Your stomach never stops growling in spite of heretofore-unheard-of (read: confessed) indulgences sanctioned due to state of grievous emergency. (May include but not limited to Chinese takeout, energy drinks, garlic crackers, stale Cadbury mini-eggs.)

Most novels you will think about or pick up are better than your novel in its current state. (Heart-rendingly, soul-crushingly better.) Nevertheless, any momentary self-doubt cannot be given free rein to disrupt your terrified output of what you fervently hope is some reasonable approximation of brilliance.

August 7, 2011

How to edit a novel

First: leave it alone. For a long time. In fact, if you don't look at it even once for almost eleven months, that's just about perfect.
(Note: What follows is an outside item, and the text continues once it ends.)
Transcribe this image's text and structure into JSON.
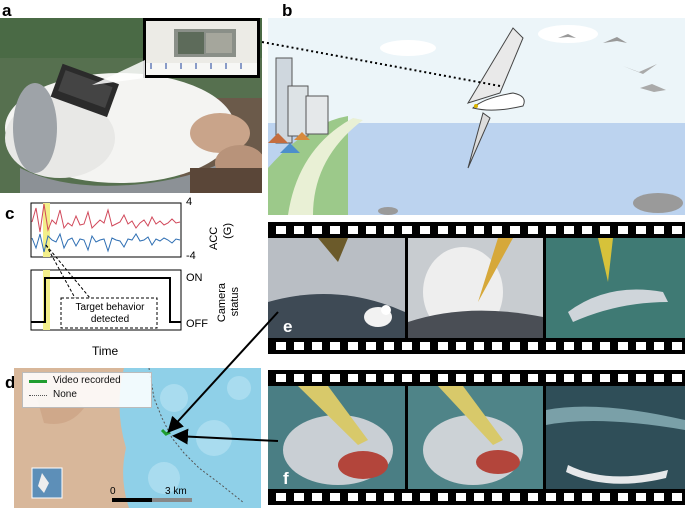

Then think about all the parts you remember that make you cringe. Resolve to do away with them. Remember how you imagined your novel back when it was something you were excited to start working on.

Next, get notes from a careful reader or editor. Believe them. Compare them to what you already know about problems in the novel. Think carefully about possible solutions.
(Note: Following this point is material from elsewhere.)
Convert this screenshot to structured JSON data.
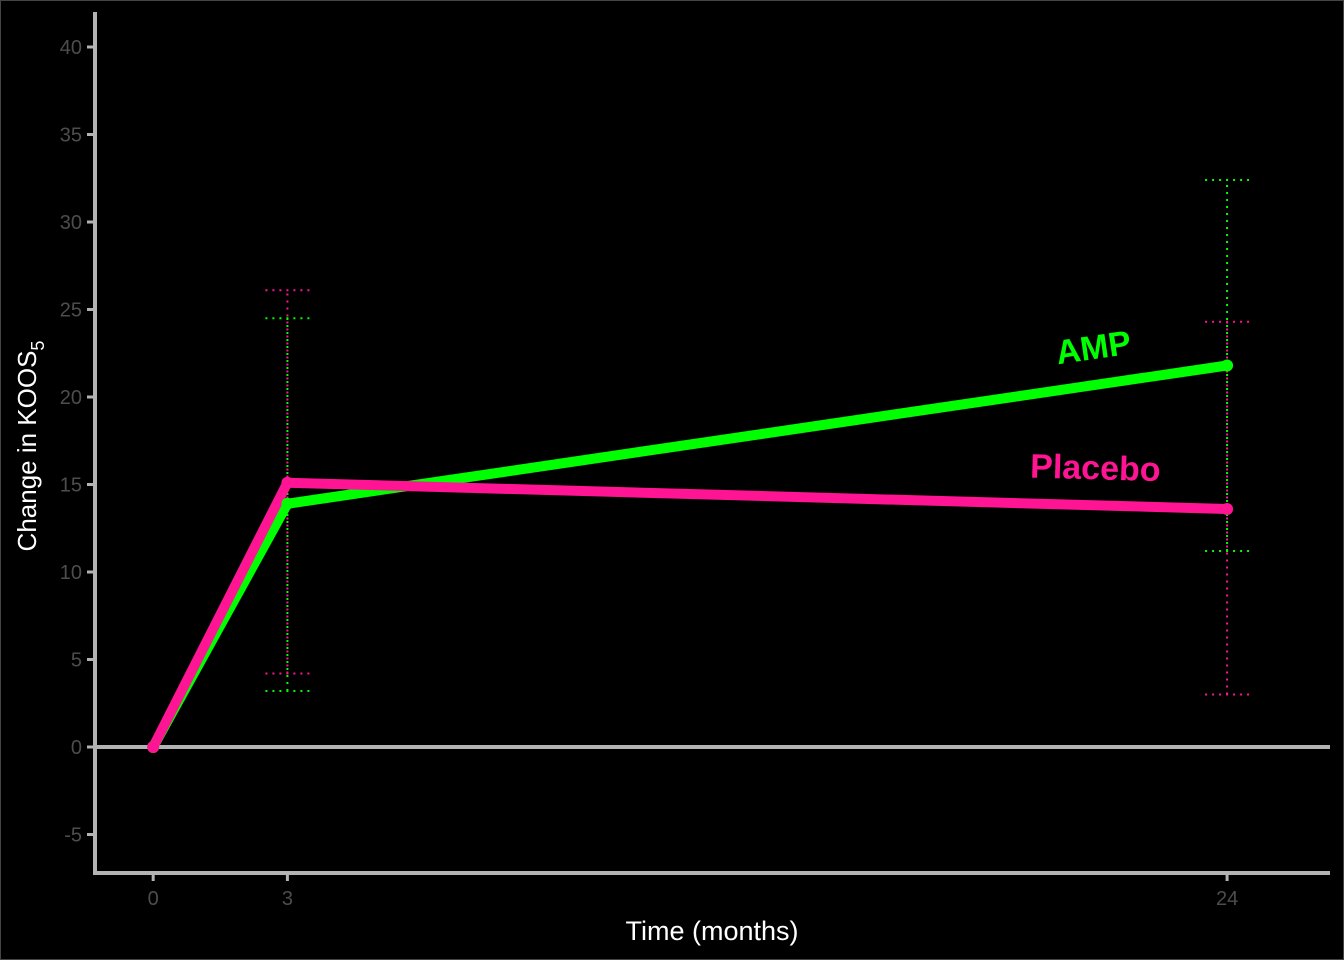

Last: cut ruthlessly. Experience elation.

I'm kidding about the list (although it doesn't strike me as bad advice), but in my case, this is more or less what has happened. I received my notes from my editor on July 15 (seven single-spaced, 10-point font pages of awesome insight), and after one week of mulling and strategizing here in the city, I took two weeks of vacation in which I planned to make a big push on the edits.

And last night I got home from two wonderful weeks in the country where I had planned to buckle down and edit edit edit like crazy. And editing in this case was going to mean writing whole new sections from scratch, since I decided I wanted to cut about a third of the existing text.

I did a fair chunk, but not enough. There were other commitments and distractions (mostly good ones), and the summer is so short here, I thought I ought to give it its due, which meant hiking up mountains, trips to the water park, stargazing, and cookouts down by the lake. No regrets, but I'm going to have to make a strict plan for how to get through the rest of it.

At the moment, I'm 28,000 words lighter (though this is likely to change), and the novel is finally beginning to be something closer to what I imagined it back in 2007...before I started writing it.

January 24, 2011

cold days

A cold day is a good day for blogging.

There has been very little writing in my world lately, but a lot of doing and feeling, all of which can only be good for the writing in the long run.

One of the not-writing things I've been doing is running through the entirety of Downton Abbey. It was a nice transition from The Little Stranger, the last novel I finished and which I also recommend. Read & watch back-to-back for seamless immersion in the grand British world of turn-of-the-century failing estates and antiquated class systems.